MEB’de
Taciz ve Tecavüz…
Atalay
Girgin*
Birçok kurumda olduğu gibi, MEB’de de toplumsal çözülme ve kültürel çürümenin her türden olumsuz tezahürünü içselleştirmiş bir anlayış egemendir. Yıllar içinde kökleşen ve bünyeyi saran bu anlayış, hangi cenahtan olursa olsun birçok kişiyi sarmalına alıp kendisine eklemleyerek başat hale gelmiştir.
Bundan
dolayıdır ki bu anlayış mensupları için, MEB’de taciz ve tecavüz (eğer olay
basının ve kamuoyunun gündemine düşmemişse) vaka-i adliyeden bile sayılmaz. Savcılar
olayı duyar duymaz kendiliğinden harekete geçmedikleri sürece, sorun kolay
kolay adliyeye yansıtılmaz. Yani, istisnalar hariç, “kol kırılır yen içinde
kalır” mantığı işler.
Şikâyetçi,
sorunu yargıya taşımadığı sürece sorun ya idari soruşturma sürecinde kapatılır
ya da teklif edilen cezaların disiplin kurullarında bir alt dereceye düşürülmesiyle
hitama erdirilir. Hele de adına taciz denilen cinsel istismarın ya da tecavüzün
faili amirler-yöneticiler katına ve malum çevreye mensupsa…
Öte
yandan, cinsel istismar, taciz ve tecavüz olaylarında, “görevi suistimal eden”;
buna göz yuman ya da bilinçli bir biçimde, olayın faili olan amirlerini korumak
için gerçeğe aykırı beyanda bulunan, yani yalan söyleyenler hakkında ise bu yalanları
açığa çıktığında bile herhangi bir işlem yapılmaz. Hatta bunlar ödüllendirilircesine
kariyer basamaklarında yükselirler. Daha doğrusu yükseltilirler.
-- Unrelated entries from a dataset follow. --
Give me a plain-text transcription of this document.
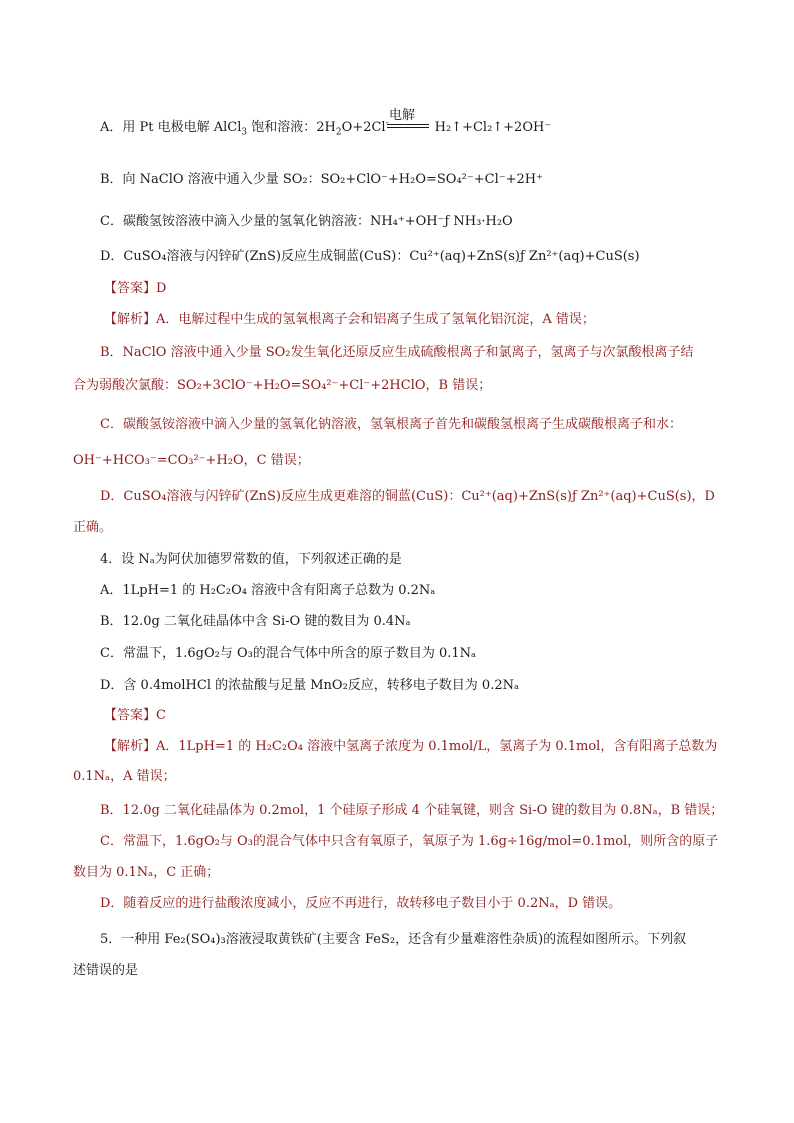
A．用 Pt 电极电解 AlCl$_3$ 饱和溶液：$2H_2O+2Cl^-$	H₂↑+Cl₂↑+2OH⁻
电解
B．向 NaClO 溶液中通入少量 SO₂：SO₂+ClO⁻+H₂O=SO₄²⁻+Cl⁻+2H⁺
C．碳酸氢铵溶液中滴入少量的氢氧化钠溶液：NH₄⁺+OH⁻ƒ NH₃·H₂O
D．CuSO₄溶液与闪锌矿(ZnS)反应生成铜蓝(CuS)：Cu²⁺(aq)+ZnS(s)ƒ Zn²⁺(aq)+CuS(s)
【答案】D
【解析】A．电解过程中生成的氢氧根离子会和铝离子生成了氢氧化铝沉淀，A 错误；
B．NaClO 溶液中通入少量 SO₂发生氧化还原反应生成硫酸根离子和氯离子，氢离子与次氯酸根离子结
合为弱酸次氯酸：SO₂+3ClO⁻+H₂O=SO₄²⁻+Cl⁻+2HClO，B 错误；
C．碳酸氢铵溶液中滴入少量的氢氧化钠溶液，氢氧根离子首先和碳酸氢根离子生成碳酸根离子和水：
OH⁻+HCO₃⁻=CO₃²⁻+H₂O，C 错误；
D．CuSO₄溶液与闪锌矿(ZnS)反应生成更难溶的铜蓝(CuS)：Cu²⁺(aq)+ZnS(s)ƒ Zn²⁺(aq)+CuS(s)，D
正确。
4．设 Nₐ为阿伏加德罗常数的值，下列叙述正确的是
A．1LpH=1 的 H₂C₂O₄ 溶液中含有阳离子总数为 0.2Nₐ
B．12.0g 二氧化硅晶体中含 Si-O 键的数目为 0.4Nₐ
C．常温下，1.6gO₂与 O₃的混合气体中所含的原子数目为 0.1Nₐ
D．含 0.4molHCl 的浓盐酸与足量 MnO₂反应，转移电子数目为 0.2Nₐ
【答案】C
【解析】A．1LpH=1 的 H₂C₂O₄ 溶液中氢离子浓度为 0.1mol/L，氢离子为 0.1mol，含有阳离子总数为
0.1Nₐ，A 错误；
B．12.0g 二氧化硅晶体为 0.2mol，1 个硅原子形成 4 个硅氧键，则含 Si-O 键的数目为 0.8Nₐ，B 错误；
C．常温下，1.6gO₂与 O₃的混合气体中只含有氧原子，氧原子为 1.6g÷16g/mol=0.1mol，则所含的原子
数目为 0.1Nₐ，C 正确；
D．随着反应的进行盐酸浓度减小，反应不再进行，故转移电子数目小于 0.2Nₐ，D 错误。
5．一种用 Fe₂(SO₄)₃溶液浸取黄铁矿(主要含 FeS₂，还含有少量难溶性杂质)的流程如图所示。下列叙
述错误的是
Tacizciyi Müdür Olarak Atayanlar
Verdikleri kararlar ve yaptıkları atamalarla öğrencilerin cinsel taciz ve tecavüzlerine yol açan, zemin hazırlayan yöneticilere ilişkin, üst makamlarca kendiliğinden bir inceleme ve soruşturma gerçekleştirilmez. Bilmezlikten, görmezlikten gelinir. Örneğin; cinsel tacizden ceza almış, hatta hakkında cinsel tacizden adli hüküm verilmiş kişileri bile idareciliğe atadıkları bilindiği halde bunlara ilişkin işlem yapılmaz. Ki bunlardan biri hâlâ MEB’de Daire Başkanlığı koltuğunda oturmaktadır.